I turned to find Tyrix stripping off his rust-stained shirt. The motion pulled at the muscles of his back, purple markings stark against gray skin. Old scars crossed his shoulders, silvered with age. Heat rushed to my face. I spun away, pretending to dig through my supplies.

“Here.” I tossed him a maintenance vest I’d salvaged - the kind made to fit multiple species. “Not much, but it’s clean.”

“Thank you.” Fabric rustled as he changed. My neck burned where his gaze rested. “You have rust. On your neck.”

His fingers brushed my skin before I could pull away. I froze at the gentle scrape of his claws. They sent shivers up my spine and through my whole body.

I tried to clear my head. I couldn’t be falling this hard for a Vinduthi. Not now. Not yet. Not ever.

“Hold still,” he murmured. The pad of his thumb swept across my pulse point, wiping away grime. Every nerve ending sparked at his touch.

But the gentle pressure reminded me of another touch - a shaking hand on my arm as one of my regulars steadied herself at the bar last week, her face drawn and sallow under the harsh lights...

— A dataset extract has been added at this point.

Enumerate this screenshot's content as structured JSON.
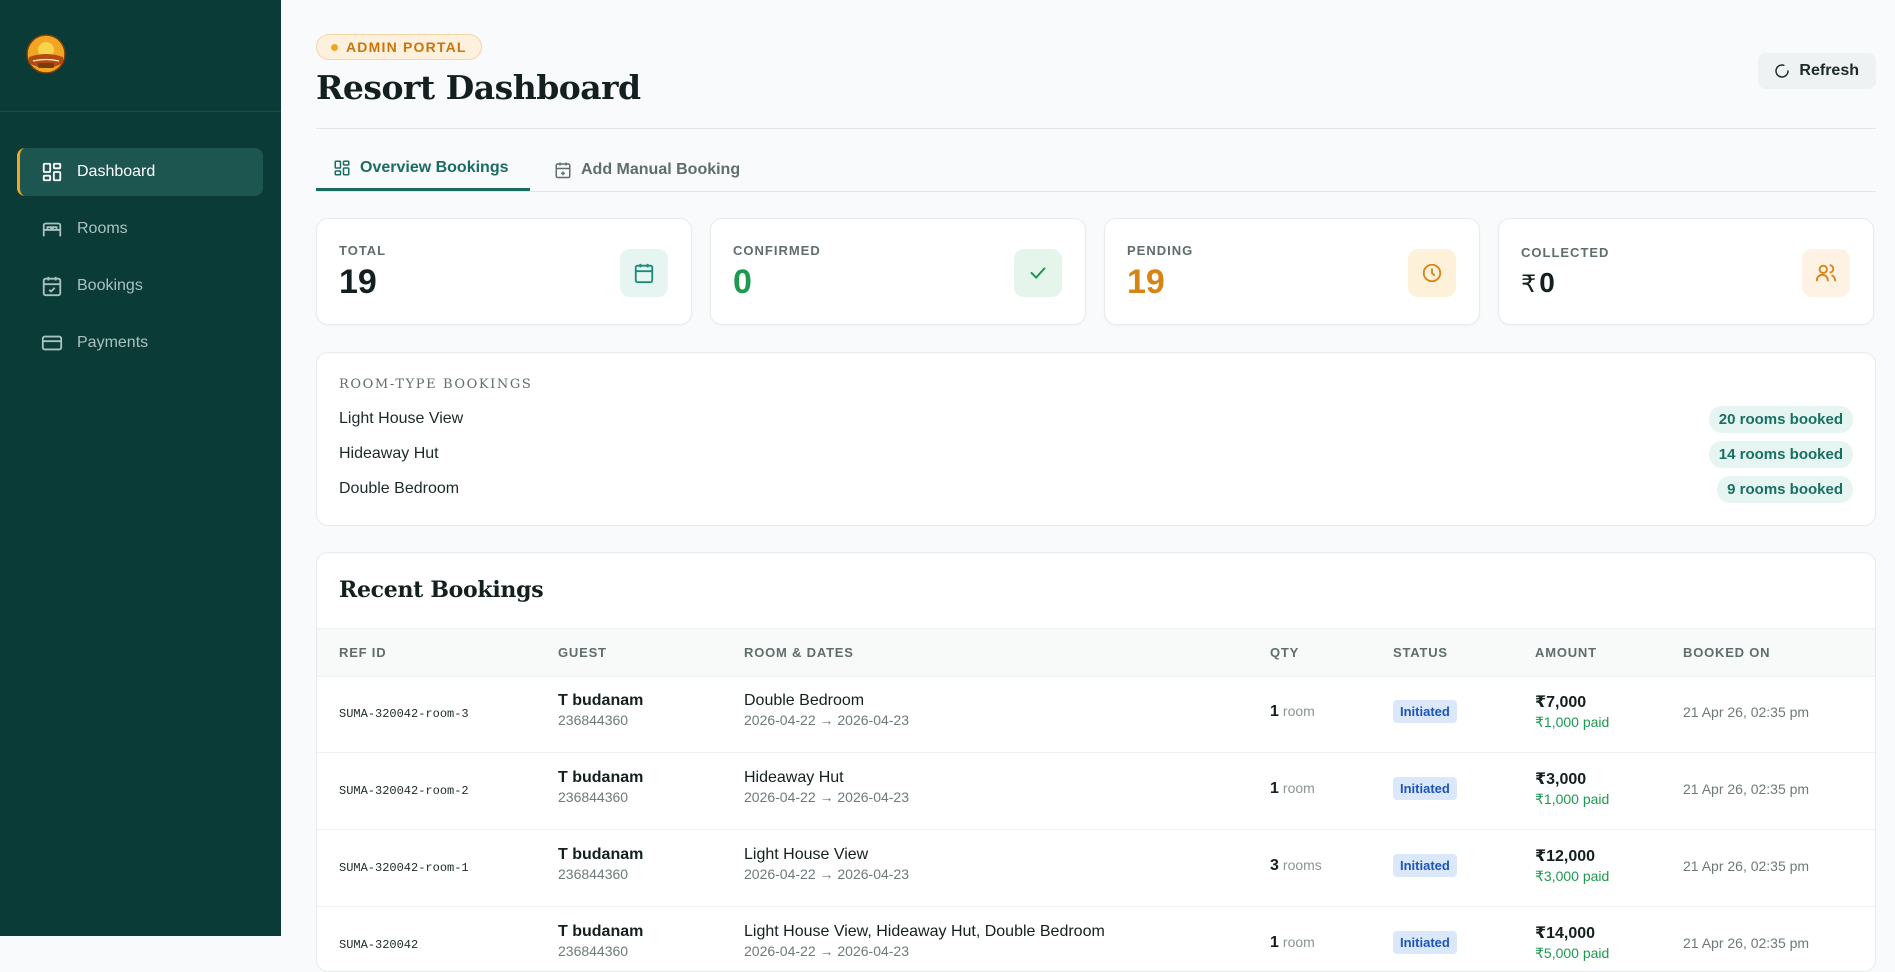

Liseth had complained about power fluctuations in her sector, said the constant changes made her dizzy. I’d written it off as station fever, given her a drink on the house...

“Nalina?”

I pulled away from Tyrix’s touch. “Sorry. Just remembered something. A regular at the bar. She worked maintenance in Blue Section. Started looking sick a few weeks ago. Same signs as Jevik - shaking hands, skin going pale. Haven’t seen her in days...”

“Sick, like Jevik?”

“Maybe. She talked about weird power spikes in her sector. Said it gave her headaches.” I paced between the crates. “And themedical supply shortages. Suppliers bitching about redirected shipments...”

“The synthetic proteins Dasari mentioned.”

“Yeah.” My skin crawled. “What are they doing to people?”

Voices echoed in the corridor outside. We both froze.

I crept to the door, peering through a gap in the metal. The distinctive hexagonal insignias on their collars made my stomach clench - the same shimmering blue-silver design I’d seen on those false medics in my bar, on the men who had attacked us.

Now I knew what they were: Consortium agents. The sight of those badges brought back memories of how smoothly they’d moved through my bar, how precisely they’d scanned the crowd. Not like regular security at all.

Grot stood with them, his four arms hanging oddly still. His usually ruddy skin had a gray cast, tentacles at the sides of his mouth twitching. He pointed back toward Green Section, moving like a glitchy hologram.

“...spotted them heading that way,” he said. His voice sounded wrong - flat, empty. “The bartender knows these tunnels. She’ll try to lose you in maintenance.”

My stomach turned. I’d served him drinks yesterday, listened to his drunken stories. Had he been watching me even then?

“Good work.” One agent touched something at Grot’s neck. He went rigid, then relaxed. “Return to your post.”

I stumbled back from the door. Tyrix caught my shoulders.

“We can’t go to hydroponics,” I whispered. “Not directly. They’re watching everyone.”

“Then we find another way.” His hands slid down my arms. “When do maintenance crews change shift?”

“Twenty minutes.” I forced myself to think past the nausea. “Most systems run on minimal staff then. And the patrols change routes. If we loop through the cargo sections first, doubleback through maintenance...” I sketched a rough map on an old cargo manifest. “It’ll take longer, but they won’t expect us to circle around like that.”

“You’re shaking.”

“I’m fine.” But my hands trembled as I traced the route. Grot’s empty eyes haunted me. How many others had they turned into puppets?

Tyrix’s fingers closed over mine. “We’ll find out what they’re doing.”

“And stop them?”

“Yes.” Such certainty in that single word. I wanted to believe him.